Deoxit is actually better for connectors. A contact cleaner / lubricant or TV tuner cleaner (Radio Shack still sells it) is better for switches and particularly pots. It will help keep them from wearing and protect the contacts from air... It will take them much longer to oxidize and get "scratchy" again. Just make sure whatever you buy says it's safe for plastics. There are some contact cleaners out there that aren't.

I wouldn't push these old units too hard. They're definitely old enough to probably require a good going over to get them performing to spec. Electronics, particularly electrolytic capacitors can start to drift out of spec after only 10 years or so. With the parts count on some of those old receivers, you'd have to find a dedicated tech. Probably someone who specializes in restoring the '70s stuff.

gallowsroad

join:2004-08-09
Jenks, OK

1 recommendation

said by royphil345:

I wouldn't push these old units too hard. They're definitely old enough to probably require a good going over to get them performing to spec. Electronics, particularly electrolytic capacitors can start to drift out of spec after only 10 years or so. With the parts count on some of those old receivers, you'd have to find a dedicated tech. Probably someone who specializes in restoring the '70s stuff.
This is excellent advice. An old unit that has been languishing in an attic or basement (or even kept in climate controlled storage in its original packaging) may appear to work flawlessly once you put it back into rotation, but issues such as those outlined above can offer nasty surprises.

An old receiver can suddenly croak because of a cap popping off or cracked solder joints, etc., and can conceivably take other gear, especially speakers, down with it when it goes. Anyone planning on returning one of these monsters to regular use should have it checked out by a tech who is familiar with this gear.
--
Ha ha haaaaaaa....ever get the feeling you've been cheated?

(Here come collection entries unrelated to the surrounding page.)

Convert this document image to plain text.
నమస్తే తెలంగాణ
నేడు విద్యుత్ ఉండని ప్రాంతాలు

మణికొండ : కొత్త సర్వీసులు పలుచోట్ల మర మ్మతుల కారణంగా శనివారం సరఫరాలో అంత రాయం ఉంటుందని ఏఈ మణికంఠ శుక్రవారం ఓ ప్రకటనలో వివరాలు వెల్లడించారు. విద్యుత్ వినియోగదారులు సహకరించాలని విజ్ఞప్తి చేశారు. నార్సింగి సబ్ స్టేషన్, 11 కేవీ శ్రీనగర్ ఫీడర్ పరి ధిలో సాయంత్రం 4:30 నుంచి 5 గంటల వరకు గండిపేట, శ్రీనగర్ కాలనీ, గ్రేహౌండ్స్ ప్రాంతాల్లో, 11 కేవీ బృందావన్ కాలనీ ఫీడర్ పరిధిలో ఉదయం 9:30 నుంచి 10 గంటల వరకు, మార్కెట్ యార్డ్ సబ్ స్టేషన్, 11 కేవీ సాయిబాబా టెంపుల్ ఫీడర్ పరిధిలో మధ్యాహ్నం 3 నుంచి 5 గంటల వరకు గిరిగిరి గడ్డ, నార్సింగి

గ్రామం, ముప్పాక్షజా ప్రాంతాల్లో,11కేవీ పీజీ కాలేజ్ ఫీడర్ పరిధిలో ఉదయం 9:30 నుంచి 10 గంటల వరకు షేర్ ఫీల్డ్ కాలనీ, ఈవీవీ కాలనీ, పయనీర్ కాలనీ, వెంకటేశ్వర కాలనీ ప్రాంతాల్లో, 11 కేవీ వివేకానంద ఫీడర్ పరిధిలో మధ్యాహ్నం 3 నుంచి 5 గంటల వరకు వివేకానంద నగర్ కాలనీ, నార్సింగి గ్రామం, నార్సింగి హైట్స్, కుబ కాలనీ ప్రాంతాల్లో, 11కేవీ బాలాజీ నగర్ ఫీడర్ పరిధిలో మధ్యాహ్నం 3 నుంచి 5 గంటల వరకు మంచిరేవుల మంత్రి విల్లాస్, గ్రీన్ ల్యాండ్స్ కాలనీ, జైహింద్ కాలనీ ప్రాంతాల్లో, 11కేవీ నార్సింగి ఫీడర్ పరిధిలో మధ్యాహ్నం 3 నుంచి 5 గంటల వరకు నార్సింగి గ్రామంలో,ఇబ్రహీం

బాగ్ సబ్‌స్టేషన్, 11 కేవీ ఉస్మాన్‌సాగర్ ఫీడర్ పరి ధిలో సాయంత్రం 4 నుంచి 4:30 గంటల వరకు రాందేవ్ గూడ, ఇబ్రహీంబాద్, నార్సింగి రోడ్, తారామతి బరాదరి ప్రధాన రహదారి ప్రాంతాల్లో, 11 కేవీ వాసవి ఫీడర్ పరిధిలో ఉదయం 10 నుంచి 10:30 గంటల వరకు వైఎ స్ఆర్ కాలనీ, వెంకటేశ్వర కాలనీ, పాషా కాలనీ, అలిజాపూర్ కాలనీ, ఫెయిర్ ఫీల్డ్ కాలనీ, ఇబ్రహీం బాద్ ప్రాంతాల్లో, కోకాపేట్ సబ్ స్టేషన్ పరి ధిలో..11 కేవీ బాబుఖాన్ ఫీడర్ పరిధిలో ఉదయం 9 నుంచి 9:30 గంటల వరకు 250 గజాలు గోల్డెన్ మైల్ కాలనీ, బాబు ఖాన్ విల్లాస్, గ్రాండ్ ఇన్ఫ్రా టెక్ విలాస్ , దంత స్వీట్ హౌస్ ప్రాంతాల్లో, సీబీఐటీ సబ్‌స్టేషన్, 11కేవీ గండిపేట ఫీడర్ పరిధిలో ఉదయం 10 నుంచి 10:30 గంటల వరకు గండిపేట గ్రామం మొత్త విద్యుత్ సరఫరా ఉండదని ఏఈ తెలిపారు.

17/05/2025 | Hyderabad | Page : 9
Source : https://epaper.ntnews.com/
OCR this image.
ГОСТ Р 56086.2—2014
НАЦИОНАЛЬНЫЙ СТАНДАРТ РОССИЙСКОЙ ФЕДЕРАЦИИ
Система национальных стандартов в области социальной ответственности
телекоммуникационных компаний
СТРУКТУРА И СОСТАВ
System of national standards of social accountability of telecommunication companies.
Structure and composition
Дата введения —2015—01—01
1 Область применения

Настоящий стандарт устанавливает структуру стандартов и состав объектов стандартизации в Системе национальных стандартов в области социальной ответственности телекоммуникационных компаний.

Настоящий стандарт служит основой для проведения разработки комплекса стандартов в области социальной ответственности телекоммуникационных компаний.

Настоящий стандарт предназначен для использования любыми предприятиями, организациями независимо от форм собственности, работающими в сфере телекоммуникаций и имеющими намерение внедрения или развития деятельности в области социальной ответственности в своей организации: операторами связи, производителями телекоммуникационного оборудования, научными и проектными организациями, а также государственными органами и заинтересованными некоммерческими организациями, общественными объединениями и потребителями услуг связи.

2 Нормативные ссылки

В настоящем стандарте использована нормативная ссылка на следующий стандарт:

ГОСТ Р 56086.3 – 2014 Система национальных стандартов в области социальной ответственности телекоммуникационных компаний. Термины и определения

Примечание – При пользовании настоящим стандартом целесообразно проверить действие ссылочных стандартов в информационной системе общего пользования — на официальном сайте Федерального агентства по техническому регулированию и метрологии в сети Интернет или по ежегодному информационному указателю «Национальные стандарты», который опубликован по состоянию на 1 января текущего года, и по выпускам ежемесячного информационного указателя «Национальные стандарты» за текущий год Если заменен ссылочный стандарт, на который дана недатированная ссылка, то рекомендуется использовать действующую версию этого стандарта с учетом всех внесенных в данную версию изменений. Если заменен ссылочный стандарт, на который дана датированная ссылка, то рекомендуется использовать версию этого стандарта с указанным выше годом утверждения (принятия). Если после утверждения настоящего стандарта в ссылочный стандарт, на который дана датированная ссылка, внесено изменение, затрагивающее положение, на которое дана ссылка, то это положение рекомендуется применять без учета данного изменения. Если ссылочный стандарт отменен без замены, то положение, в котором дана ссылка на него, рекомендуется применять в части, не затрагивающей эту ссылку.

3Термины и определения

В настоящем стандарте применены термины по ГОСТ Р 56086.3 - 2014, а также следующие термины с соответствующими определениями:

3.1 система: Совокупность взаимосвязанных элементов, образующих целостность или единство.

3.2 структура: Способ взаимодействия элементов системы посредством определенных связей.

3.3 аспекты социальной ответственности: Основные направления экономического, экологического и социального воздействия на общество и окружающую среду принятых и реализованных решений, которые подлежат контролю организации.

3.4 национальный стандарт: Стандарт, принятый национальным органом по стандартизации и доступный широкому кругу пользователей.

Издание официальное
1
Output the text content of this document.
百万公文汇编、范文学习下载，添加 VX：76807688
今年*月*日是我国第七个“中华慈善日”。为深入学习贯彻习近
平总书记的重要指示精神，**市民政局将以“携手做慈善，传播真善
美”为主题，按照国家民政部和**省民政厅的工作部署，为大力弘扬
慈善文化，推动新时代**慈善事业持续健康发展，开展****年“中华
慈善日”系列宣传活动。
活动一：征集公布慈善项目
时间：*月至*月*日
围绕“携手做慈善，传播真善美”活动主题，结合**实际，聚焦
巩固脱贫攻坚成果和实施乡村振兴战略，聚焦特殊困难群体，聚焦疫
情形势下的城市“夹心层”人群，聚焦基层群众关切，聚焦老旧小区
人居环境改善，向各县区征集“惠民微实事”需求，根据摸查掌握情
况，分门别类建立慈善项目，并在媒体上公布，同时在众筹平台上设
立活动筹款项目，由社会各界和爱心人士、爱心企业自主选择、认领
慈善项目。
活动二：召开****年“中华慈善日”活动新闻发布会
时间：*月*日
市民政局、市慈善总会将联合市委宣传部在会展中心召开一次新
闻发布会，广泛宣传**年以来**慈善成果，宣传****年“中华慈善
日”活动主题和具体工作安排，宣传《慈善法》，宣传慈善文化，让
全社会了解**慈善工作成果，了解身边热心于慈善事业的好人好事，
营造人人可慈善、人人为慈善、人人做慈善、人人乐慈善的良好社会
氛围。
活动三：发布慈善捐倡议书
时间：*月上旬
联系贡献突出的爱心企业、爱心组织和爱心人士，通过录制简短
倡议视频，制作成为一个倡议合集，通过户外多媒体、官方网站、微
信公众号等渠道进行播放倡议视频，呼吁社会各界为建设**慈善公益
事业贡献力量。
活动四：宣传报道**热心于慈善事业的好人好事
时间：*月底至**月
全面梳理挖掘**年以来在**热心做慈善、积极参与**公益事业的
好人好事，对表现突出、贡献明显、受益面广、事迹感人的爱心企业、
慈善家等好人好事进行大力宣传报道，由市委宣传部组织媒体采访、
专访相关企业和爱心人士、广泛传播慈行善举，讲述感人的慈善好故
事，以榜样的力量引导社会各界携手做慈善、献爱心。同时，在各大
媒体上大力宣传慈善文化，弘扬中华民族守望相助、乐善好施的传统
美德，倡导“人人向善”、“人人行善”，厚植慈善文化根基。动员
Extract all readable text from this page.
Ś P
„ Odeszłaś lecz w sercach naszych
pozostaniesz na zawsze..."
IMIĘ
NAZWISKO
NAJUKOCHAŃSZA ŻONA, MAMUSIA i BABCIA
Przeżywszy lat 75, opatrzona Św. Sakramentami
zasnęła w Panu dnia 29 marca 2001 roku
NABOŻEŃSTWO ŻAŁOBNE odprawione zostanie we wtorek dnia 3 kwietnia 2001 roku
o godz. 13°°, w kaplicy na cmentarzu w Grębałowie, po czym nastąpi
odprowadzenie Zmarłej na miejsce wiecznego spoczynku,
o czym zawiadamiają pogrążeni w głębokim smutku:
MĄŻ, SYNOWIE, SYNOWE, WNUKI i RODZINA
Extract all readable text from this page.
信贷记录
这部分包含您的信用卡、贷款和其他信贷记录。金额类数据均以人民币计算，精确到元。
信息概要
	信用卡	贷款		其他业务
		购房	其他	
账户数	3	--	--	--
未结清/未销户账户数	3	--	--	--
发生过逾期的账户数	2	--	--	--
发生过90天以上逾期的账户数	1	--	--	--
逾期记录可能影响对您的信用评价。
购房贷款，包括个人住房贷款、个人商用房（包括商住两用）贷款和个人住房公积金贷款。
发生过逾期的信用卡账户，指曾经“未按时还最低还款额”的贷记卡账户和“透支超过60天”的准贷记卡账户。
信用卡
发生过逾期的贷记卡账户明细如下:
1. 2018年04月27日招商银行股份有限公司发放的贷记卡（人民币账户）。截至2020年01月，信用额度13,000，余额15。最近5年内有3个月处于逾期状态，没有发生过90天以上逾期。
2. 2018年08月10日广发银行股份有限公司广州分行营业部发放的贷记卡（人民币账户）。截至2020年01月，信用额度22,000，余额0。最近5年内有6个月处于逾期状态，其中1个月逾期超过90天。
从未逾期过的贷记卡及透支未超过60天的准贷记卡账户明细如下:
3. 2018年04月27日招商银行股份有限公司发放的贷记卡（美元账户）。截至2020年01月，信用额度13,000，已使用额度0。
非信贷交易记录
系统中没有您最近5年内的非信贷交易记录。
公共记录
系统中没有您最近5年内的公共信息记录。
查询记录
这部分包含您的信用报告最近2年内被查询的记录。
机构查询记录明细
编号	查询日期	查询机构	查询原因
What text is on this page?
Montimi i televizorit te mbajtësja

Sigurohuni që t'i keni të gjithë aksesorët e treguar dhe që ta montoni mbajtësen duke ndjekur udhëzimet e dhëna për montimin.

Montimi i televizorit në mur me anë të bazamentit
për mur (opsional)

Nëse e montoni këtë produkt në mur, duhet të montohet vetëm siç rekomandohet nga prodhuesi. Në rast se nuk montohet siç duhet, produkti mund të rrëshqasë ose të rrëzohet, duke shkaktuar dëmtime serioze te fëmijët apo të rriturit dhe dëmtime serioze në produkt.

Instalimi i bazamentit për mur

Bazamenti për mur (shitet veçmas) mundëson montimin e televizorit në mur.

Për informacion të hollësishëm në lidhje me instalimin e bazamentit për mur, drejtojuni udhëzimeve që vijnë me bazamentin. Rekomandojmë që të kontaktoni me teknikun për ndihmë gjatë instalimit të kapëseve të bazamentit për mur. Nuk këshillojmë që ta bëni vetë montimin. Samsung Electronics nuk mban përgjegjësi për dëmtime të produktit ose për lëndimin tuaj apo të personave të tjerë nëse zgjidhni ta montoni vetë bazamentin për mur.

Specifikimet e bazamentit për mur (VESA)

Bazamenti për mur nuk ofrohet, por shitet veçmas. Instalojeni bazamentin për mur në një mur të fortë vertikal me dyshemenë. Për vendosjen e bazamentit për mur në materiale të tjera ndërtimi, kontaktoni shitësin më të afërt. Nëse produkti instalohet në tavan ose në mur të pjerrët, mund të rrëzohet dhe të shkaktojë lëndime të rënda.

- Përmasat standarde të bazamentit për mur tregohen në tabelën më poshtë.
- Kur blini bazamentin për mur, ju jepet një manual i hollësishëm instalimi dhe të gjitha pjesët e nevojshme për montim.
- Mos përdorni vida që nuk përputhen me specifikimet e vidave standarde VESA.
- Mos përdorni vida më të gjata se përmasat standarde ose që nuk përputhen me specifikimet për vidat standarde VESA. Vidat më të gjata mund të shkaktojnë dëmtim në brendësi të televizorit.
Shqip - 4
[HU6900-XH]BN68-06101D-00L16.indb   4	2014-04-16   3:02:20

- John Lydon, last Sex Pistols show


drjim
Premium,MVM
join:2000-06-13
Long Beach, CA
kudos:3
Probably safe to bring it up slowly with a variac if you have one big enough. I've done that a lot of times with old gear that's been sitting for years.
--
One man's Magic is another man's Engineering.


EliteData
EliteData
Premium
join:2003-07-06
Long Island,
kudos:7

1 recommendation

reply to howie1
thanks forthe pics eveyrone.
those are some serious units.
they certainly do not make them like that anymore.


Ctrl Alt Del
Premium
join:2002-02-18
kudos:1
reply to howie1
Click for full size
How about some classic speakers.

Magnepan Tympani 1D (big whites) and RTR Electrostatics (small blacks).
--
less talk, more music


EliteData
EliteData
Premium
join:2003-07-06
Long Island,
kudos:7
said by Ctrl Alt Del:

How about some classic speakers.

Magnepan Tympani 1D (big whites) and RTR Electrostatics (small blacks).
and the console tv thats no longer made.

gallowsroad

join:2004-08-09
Jenks, OK
reply to Ctrl Alt Del
said by Ctrl Alt Del:

How about some classic speakers.

Magnepan Tympani 1D
I've rebuilt many old Maggies.

It's a challenge, to say the least.
--
Ha ha haaaaaaa....ever get the feeling you've been cheated?